Parfois, tout à fait symboliquement, je choisis au hasard une séance de ciné le dimanche, pour pouvoir dire que j’ai mis le nez dehors le week-end. C’est ce que j’ai fait ce dimanche là. J’ai vu qu’un film coréen allait être diffusé à 16h, je me suis dit qu’il y aurait des chances que le film me plaise — tu penses bien, une affiche sur laquelle on voit un type avec un pot de fleurs au-dessus de la tête — et qu’il y aurait peu de monde. C’est donc comme une fleur que j’ai débarquée à l’avant-première de Aucun autre choix de Park Chan-Wook, trottinant comme une chèvre pour embarquer dans la file d’attente, surprise par le monde que je croyais éviter.
Aucun autre choix, qui raconte comment un homme qui vient d’être licencié prend des décisions radicales, à savoir éliminer sa concurrence sur le marché du travail, est un film vif, beau et drôle. J’ai adoré la photographie, la lumière et les couleurs. C’est travaillé et il y a peu de hasard. Ici, on s’amuse avec l’image. Il y a des plans assez inattendus qui ajoutent au comique ou au dramatique de la situation ; certaines images ont une forte puissance symbolique, avec un sous-ton très sarcastique qui m’a évidemment séduite. Le rythme est dynamique, presque effréné : je me demande parfois où l’on va, mais je suis l’horrible et violente aventure avec plaisir.

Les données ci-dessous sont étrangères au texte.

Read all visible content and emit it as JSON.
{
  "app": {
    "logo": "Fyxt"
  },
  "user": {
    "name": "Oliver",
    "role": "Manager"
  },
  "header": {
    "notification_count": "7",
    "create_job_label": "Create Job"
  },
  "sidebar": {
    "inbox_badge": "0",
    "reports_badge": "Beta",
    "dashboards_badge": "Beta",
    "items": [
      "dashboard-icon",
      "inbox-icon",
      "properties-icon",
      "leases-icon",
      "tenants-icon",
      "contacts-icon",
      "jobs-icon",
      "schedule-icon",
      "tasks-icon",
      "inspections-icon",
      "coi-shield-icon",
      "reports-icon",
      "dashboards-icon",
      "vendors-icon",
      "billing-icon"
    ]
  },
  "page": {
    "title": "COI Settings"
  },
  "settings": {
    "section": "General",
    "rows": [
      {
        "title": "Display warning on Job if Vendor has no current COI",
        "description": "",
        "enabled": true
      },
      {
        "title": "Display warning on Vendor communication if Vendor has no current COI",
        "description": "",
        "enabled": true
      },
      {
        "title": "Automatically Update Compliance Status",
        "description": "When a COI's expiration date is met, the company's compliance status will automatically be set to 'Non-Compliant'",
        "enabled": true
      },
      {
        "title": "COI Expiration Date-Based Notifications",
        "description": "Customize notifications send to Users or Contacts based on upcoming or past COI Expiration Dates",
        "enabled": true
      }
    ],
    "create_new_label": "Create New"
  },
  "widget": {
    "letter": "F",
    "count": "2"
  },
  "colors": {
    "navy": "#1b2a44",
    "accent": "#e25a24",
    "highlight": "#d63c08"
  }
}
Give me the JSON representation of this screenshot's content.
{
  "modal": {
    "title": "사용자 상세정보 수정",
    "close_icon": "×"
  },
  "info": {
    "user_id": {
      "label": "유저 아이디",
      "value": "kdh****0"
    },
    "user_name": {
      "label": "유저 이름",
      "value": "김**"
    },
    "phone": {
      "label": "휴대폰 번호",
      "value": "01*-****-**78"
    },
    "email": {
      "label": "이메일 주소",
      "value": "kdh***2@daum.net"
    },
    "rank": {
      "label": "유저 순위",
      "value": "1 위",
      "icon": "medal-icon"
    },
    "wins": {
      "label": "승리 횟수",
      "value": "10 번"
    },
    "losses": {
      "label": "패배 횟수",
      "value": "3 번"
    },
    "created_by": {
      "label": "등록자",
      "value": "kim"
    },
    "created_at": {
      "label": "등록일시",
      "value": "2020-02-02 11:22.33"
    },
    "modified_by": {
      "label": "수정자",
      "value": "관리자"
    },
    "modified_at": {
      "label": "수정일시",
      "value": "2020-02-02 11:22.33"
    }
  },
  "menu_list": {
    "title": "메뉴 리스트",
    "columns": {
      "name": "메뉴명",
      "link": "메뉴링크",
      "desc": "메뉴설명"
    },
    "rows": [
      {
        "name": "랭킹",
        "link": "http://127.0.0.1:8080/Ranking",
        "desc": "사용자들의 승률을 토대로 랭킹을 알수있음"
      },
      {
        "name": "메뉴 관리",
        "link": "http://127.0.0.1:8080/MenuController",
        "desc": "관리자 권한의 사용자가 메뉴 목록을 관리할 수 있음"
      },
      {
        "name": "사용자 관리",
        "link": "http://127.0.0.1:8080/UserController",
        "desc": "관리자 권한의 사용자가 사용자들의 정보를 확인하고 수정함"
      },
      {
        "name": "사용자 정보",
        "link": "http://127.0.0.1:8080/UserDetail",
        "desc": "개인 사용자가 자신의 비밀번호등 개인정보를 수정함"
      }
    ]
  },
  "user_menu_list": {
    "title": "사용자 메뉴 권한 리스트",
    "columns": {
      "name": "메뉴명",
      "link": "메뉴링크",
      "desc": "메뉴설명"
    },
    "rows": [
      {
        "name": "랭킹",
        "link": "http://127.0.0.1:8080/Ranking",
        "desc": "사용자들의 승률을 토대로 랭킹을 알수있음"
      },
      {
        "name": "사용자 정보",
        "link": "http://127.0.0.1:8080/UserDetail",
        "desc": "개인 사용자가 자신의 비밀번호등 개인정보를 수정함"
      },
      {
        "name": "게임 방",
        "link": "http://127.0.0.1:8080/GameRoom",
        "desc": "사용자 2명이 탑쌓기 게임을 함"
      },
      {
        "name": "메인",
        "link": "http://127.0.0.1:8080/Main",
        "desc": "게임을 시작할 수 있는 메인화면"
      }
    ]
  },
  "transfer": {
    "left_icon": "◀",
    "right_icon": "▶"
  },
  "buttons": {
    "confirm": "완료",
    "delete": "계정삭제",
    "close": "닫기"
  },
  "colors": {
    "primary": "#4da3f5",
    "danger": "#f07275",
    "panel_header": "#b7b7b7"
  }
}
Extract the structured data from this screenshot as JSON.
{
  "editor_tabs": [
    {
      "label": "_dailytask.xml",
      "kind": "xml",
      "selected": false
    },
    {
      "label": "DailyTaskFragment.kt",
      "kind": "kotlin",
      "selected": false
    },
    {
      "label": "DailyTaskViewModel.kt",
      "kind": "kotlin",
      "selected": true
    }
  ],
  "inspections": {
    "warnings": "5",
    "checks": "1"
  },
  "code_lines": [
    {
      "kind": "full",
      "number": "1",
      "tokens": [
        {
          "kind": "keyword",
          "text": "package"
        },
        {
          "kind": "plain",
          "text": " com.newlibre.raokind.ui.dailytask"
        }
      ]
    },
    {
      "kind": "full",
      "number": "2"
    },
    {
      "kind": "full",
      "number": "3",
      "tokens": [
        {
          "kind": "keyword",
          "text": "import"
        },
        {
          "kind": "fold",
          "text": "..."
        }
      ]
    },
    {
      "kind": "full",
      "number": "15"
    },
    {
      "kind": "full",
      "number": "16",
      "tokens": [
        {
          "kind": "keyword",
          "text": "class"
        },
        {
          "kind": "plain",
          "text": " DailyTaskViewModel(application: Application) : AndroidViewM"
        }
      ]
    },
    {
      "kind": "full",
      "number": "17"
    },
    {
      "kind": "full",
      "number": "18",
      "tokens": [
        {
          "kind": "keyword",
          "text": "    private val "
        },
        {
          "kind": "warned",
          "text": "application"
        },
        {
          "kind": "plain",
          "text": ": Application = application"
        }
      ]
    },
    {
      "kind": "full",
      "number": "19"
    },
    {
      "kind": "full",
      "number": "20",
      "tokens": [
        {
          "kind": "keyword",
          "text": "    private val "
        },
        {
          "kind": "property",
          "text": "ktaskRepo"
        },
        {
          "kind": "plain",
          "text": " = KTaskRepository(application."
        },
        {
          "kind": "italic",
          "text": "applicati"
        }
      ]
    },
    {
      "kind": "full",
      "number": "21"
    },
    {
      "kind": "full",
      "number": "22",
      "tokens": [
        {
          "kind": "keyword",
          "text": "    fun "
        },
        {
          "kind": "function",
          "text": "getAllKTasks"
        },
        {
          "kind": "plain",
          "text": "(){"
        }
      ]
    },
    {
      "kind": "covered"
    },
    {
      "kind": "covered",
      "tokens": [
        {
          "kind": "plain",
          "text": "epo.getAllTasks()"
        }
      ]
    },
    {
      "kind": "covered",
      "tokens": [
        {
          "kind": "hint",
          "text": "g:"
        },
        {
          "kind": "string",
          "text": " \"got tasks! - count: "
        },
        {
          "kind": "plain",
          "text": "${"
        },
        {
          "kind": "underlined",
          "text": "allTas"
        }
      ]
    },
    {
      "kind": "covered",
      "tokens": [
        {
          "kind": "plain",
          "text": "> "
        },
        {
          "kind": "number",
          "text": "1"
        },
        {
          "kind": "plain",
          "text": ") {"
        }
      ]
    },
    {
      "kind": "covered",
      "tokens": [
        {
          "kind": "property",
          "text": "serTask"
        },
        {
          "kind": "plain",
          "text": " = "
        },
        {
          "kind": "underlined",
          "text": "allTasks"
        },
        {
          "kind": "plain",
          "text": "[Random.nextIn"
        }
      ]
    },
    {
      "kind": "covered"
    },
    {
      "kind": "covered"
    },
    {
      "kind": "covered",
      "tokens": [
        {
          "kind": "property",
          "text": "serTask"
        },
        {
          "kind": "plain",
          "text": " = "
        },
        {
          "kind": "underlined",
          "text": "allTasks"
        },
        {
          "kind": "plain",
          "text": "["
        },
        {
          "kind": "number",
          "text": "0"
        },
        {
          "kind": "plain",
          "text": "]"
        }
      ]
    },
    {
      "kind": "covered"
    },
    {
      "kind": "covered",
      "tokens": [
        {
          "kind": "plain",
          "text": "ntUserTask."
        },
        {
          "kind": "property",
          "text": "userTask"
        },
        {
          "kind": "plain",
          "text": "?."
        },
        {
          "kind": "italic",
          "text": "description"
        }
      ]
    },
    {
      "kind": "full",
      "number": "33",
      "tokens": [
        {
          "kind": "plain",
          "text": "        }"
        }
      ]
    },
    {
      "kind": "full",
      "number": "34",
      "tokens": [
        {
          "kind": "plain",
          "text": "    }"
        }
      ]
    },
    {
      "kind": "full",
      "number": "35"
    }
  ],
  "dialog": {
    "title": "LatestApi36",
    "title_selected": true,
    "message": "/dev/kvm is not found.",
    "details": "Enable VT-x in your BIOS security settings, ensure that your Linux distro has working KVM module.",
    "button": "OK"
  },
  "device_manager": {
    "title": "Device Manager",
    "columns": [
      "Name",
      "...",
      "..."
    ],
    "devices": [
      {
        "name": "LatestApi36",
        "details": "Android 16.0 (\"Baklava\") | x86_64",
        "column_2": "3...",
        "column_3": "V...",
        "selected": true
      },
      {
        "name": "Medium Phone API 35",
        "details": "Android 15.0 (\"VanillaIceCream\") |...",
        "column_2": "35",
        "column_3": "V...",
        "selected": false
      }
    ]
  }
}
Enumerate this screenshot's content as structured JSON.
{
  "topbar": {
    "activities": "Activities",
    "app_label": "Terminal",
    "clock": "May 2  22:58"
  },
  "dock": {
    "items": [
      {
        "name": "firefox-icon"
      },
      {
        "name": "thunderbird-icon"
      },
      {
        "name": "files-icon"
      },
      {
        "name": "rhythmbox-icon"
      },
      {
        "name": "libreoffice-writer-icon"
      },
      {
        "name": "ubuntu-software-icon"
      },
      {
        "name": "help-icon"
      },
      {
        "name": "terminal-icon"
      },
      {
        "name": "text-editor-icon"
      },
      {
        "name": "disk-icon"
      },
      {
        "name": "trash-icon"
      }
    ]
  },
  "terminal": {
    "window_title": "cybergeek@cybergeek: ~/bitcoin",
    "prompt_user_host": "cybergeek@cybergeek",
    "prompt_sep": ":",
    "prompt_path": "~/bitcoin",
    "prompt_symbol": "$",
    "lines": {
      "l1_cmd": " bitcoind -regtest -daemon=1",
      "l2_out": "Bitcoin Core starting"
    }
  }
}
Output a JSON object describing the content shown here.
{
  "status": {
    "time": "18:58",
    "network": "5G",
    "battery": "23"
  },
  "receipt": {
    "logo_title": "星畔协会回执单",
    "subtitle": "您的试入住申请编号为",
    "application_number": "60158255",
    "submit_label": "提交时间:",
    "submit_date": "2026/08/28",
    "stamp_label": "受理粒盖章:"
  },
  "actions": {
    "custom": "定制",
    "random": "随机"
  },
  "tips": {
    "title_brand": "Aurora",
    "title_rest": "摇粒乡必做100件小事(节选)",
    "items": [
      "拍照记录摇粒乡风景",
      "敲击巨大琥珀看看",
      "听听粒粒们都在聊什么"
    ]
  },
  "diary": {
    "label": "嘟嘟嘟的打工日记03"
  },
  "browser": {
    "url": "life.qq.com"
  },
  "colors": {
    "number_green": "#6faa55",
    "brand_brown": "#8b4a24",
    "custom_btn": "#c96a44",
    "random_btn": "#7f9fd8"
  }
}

Etrangement, je me prends d’attachement — ainsi que la salle, très réceptive — pour ce père prêt à peu près à tout commettre pour ne pas renoncer à son niveau de vie. Car c’est bien là l’effet pervers : au premier abord, je me suis dit que c’était bien malheureux d’en arriver là pour trouver un travail, mais que c’était viscéral, que c’était la survie dans la capsule capitaliste dans laquelle nous sommes enfermés. Et puis j’ai soudain réalisé que ce n’était pas le cas. La belle et grande maison, le beau et grand jardin, les cours de tennis, de danse et de violoncelle, les deux grands chiens, ce n’est pas la vie moyenne du Terrien. C’est la vie d’une caste privilégiée. Mais la charmante petite famille, en particulier le patriarche, s’y accroche démesurément car c’est une construction d’une vie entière qui pourrait s’écrouler. Pourtant, serait-ce bien grave de vivre dans un petit appartement, comme le bas peuple ?
J’étais agacée, profondément agacée, et en même temps séduite par ce personnage, assassin gauche et charismatique, que je voulais voir réussir et aller jusqu’au bout.
Je ne sais pas pourquoi. C’est contraire à mes valeurs. C’est peut-être ça la magie du cinéma.